It remains to be seen whether gamers will like playing as journalists, and whether serious journalism can thrive in a game. Even if journalists are enthused about contributing, how will consumers feel about getting real news in an environment that blurs fantasy and reality?
As anyone who has deliberately crashed a Choplifter into a crowd of digital people (or sent a fleet of Micro Machines off the cliff of a sofa arm, or mutilated a Barbie, etc., etc.) can tell you, people often do things in games that they’d never do in real life. But what happens when the two intersect?
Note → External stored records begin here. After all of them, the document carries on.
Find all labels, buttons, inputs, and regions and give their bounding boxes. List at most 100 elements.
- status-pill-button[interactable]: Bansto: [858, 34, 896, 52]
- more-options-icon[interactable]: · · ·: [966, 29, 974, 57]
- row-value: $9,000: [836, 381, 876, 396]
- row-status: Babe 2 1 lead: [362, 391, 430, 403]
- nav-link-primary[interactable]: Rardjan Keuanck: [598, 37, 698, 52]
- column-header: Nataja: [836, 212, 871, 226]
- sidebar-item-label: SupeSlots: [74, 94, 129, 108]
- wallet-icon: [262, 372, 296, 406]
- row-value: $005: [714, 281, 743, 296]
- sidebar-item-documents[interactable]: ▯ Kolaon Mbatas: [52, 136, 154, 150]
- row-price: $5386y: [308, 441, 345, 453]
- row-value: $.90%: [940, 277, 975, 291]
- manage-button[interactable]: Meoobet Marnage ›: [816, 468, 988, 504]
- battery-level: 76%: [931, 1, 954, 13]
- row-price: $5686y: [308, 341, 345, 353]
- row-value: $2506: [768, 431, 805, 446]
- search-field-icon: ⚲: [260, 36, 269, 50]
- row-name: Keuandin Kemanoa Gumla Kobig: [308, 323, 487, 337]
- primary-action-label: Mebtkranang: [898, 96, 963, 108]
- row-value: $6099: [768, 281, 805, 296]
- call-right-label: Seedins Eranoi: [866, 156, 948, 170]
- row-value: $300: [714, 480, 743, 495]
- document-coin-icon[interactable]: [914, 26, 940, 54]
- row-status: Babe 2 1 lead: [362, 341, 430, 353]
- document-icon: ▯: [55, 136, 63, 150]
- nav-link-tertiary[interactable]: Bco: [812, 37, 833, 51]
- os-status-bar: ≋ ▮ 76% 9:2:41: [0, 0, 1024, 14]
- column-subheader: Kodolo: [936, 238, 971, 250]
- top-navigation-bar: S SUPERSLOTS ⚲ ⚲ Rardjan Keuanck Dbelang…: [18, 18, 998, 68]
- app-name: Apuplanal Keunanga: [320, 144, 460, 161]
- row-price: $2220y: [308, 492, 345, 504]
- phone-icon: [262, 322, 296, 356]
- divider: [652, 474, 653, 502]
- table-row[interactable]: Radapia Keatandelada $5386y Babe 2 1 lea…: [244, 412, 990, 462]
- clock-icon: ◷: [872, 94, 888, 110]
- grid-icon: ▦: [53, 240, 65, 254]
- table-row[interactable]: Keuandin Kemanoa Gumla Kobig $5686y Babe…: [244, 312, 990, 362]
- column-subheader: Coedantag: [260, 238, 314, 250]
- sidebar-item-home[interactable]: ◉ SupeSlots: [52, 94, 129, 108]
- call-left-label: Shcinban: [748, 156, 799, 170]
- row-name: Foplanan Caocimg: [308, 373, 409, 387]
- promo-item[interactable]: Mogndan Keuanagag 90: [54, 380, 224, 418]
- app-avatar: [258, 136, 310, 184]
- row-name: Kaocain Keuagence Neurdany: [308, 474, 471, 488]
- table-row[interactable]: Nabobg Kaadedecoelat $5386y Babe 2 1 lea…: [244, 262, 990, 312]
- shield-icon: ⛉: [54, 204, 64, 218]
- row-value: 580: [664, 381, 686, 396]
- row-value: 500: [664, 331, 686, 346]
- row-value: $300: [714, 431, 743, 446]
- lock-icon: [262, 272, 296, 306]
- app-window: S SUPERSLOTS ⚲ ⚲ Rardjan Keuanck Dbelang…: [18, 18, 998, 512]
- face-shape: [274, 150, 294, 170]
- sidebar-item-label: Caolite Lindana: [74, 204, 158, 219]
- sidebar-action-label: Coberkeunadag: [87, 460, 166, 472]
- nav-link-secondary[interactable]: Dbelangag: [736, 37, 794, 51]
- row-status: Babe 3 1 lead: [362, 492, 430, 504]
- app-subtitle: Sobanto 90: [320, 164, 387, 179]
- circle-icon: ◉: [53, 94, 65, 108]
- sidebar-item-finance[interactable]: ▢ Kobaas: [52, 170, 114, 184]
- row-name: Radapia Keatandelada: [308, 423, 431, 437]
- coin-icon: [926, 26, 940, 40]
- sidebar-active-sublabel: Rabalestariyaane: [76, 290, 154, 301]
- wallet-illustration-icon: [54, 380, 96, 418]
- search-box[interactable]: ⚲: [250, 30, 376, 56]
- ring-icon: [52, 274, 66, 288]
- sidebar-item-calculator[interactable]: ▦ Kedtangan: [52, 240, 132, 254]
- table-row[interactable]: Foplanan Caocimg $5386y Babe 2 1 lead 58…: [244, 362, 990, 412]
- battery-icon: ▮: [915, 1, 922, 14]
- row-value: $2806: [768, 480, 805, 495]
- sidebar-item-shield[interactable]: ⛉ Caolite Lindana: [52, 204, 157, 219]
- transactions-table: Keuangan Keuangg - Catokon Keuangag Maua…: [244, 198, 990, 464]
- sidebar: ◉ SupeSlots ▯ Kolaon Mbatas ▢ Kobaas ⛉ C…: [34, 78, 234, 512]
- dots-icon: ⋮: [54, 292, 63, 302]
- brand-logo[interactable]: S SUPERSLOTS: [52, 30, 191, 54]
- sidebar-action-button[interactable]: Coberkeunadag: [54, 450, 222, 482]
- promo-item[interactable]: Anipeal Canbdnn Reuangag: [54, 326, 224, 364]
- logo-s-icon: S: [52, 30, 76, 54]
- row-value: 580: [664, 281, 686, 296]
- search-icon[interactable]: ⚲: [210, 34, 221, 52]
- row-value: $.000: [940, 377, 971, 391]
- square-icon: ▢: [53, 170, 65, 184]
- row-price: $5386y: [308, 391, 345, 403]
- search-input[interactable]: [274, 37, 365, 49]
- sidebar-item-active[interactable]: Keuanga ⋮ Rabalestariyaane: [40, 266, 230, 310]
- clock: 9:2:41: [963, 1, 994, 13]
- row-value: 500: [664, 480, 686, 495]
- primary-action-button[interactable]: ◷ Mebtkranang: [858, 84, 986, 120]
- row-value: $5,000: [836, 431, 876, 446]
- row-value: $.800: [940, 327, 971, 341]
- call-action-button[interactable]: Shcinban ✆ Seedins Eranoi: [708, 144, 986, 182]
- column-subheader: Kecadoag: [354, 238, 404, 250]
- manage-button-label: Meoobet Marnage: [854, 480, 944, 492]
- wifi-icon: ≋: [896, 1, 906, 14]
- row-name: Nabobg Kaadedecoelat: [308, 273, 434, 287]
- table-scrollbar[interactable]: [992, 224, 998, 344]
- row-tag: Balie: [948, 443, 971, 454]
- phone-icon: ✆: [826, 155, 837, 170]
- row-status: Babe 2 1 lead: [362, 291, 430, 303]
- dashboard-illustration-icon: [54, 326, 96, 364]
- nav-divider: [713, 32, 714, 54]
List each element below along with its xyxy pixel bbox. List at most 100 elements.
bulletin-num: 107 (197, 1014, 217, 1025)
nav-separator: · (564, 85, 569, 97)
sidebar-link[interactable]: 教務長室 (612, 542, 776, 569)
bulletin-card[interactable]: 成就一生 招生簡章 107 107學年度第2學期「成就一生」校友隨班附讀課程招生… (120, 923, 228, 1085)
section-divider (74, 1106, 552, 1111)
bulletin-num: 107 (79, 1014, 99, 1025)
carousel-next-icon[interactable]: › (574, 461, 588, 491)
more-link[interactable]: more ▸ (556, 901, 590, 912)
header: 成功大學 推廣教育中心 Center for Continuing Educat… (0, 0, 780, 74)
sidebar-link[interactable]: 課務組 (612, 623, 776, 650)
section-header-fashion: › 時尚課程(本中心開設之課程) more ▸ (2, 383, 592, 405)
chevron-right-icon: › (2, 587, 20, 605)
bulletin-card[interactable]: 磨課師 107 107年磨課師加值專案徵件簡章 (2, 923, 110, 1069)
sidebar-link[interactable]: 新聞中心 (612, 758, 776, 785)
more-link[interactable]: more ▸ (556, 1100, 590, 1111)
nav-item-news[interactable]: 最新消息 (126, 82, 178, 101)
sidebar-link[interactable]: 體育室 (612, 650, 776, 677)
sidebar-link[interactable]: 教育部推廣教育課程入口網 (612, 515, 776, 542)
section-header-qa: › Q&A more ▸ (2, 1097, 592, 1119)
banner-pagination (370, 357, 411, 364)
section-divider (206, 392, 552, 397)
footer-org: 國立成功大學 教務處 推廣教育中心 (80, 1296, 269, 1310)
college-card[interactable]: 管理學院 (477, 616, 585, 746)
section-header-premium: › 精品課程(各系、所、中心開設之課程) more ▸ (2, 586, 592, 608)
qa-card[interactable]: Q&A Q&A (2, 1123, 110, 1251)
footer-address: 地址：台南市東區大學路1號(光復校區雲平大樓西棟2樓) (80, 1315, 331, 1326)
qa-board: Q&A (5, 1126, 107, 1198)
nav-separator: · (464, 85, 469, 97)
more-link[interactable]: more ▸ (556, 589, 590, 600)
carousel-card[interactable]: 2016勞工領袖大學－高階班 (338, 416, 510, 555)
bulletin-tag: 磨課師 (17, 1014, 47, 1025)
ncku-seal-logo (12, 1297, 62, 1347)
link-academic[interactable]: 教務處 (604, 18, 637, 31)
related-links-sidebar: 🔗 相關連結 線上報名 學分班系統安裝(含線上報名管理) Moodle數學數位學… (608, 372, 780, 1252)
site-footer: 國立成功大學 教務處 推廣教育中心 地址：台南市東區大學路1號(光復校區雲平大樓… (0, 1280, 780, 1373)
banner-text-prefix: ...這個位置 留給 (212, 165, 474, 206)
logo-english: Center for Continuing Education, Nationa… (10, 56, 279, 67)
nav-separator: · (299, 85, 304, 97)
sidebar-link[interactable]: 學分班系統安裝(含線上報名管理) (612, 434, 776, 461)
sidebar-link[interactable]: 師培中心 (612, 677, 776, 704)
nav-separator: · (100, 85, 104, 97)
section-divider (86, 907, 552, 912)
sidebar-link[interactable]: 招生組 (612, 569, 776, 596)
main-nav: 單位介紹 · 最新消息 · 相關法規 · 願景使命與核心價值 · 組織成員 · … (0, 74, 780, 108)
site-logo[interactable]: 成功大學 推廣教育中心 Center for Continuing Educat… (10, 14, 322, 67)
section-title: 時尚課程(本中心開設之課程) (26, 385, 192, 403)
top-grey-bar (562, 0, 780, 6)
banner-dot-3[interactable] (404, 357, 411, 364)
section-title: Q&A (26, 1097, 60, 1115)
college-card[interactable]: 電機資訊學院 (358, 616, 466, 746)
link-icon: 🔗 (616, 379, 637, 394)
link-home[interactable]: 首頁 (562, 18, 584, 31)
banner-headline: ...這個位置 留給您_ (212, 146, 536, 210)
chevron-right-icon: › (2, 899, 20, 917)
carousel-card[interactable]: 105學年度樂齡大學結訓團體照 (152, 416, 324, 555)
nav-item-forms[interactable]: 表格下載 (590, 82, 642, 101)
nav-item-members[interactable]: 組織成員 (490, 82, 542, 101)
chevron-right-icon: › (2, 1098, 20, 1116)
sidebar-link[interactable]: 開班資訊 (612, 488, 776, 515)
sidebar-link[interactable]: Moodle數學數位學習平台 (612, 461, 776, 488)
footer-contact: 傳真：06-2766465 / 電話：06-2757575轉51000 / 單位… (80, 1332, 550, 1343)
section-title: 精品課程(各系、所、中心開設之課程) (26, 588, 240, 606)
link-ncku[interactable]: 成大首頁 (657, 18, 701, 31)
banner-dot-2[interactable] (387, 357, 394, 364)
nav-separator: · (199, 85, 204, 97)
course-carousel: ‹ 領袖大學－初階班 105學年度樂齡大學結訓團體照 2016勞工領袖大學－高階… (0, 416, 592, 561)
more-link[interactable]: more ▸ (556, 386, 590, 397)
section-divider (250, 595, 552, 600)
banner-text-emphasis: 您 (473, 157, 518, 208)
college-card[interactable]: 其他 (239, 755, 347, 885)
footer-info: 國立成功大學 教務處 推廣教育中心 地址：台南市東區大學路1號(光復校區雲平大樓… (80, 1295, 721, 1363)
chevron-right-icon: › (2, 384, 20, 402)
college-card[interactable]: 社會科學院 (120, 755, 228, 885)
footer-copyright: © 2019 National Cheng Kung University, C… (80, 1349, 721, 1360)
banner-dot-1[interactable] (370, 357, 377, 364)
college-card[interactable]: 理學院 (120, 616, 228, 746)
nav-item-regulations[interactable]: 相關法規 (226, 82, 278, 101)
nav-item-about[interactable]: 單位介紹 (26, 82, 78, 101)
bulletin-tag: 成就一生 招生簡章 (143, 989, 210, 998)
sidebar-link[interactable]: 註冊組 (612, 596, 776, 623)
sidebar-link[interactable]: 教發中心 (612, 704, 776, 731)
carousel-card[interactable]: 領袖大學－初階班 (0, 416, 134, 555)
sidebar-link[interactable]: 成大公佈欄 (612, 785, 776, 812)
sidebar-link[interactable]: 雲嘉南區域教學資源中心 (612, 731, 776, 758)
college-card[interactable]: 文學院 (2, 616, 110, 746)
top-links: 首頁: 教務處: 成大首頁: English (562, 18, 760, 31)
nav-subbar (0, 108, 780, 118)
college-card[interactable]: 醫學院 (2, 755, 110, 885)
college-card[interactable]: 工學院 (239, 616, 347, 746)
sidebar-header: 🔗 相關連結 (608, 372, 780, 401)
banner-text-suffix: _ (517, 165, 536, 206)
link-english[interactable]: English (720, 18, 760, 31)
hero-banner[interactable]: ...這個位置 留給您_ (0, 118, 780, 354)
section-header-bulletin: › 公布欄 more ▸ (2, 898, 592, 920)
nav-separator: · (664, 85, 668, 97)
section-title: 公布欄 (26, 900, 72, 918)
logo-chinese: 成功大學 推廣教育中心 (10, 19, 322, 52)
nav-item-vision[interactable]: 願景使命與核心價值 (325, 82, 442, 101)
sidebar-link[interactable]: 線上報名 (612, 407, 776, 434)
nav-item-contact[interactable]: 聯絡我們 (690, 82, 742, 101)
Take an example that Harvard Law professor Jonathan Zittrain raised at this year’s ROFLCon, an annual Internet culture conference. In 2006, when a World of Warcraft player died — in real life — the friends she had met in Azeroth planned an in-game vigil in her memory, spreading the word on WoW message boards. A rival guild saw this as an opportunity for a sneak attack and slaughtered all of the mourners. Some people were outraged, horrified. Others shrugged off the virtual massacre: It’s just a game. The conversation has sparked serious examination of gaming ethics and the extent to which real-life codes apply to massively multiplayer game worlds.
NewsGame aims to be one of those worlds with crossover from real-life reporters. It’s not just a game. “It’s all going to be based very much on real experiences of correspondents,” Loudon said. “We’re gathering as much information as possible from correspondents to create the game. The whole idea, the reason why people would play, is basically to go along on that adventure.”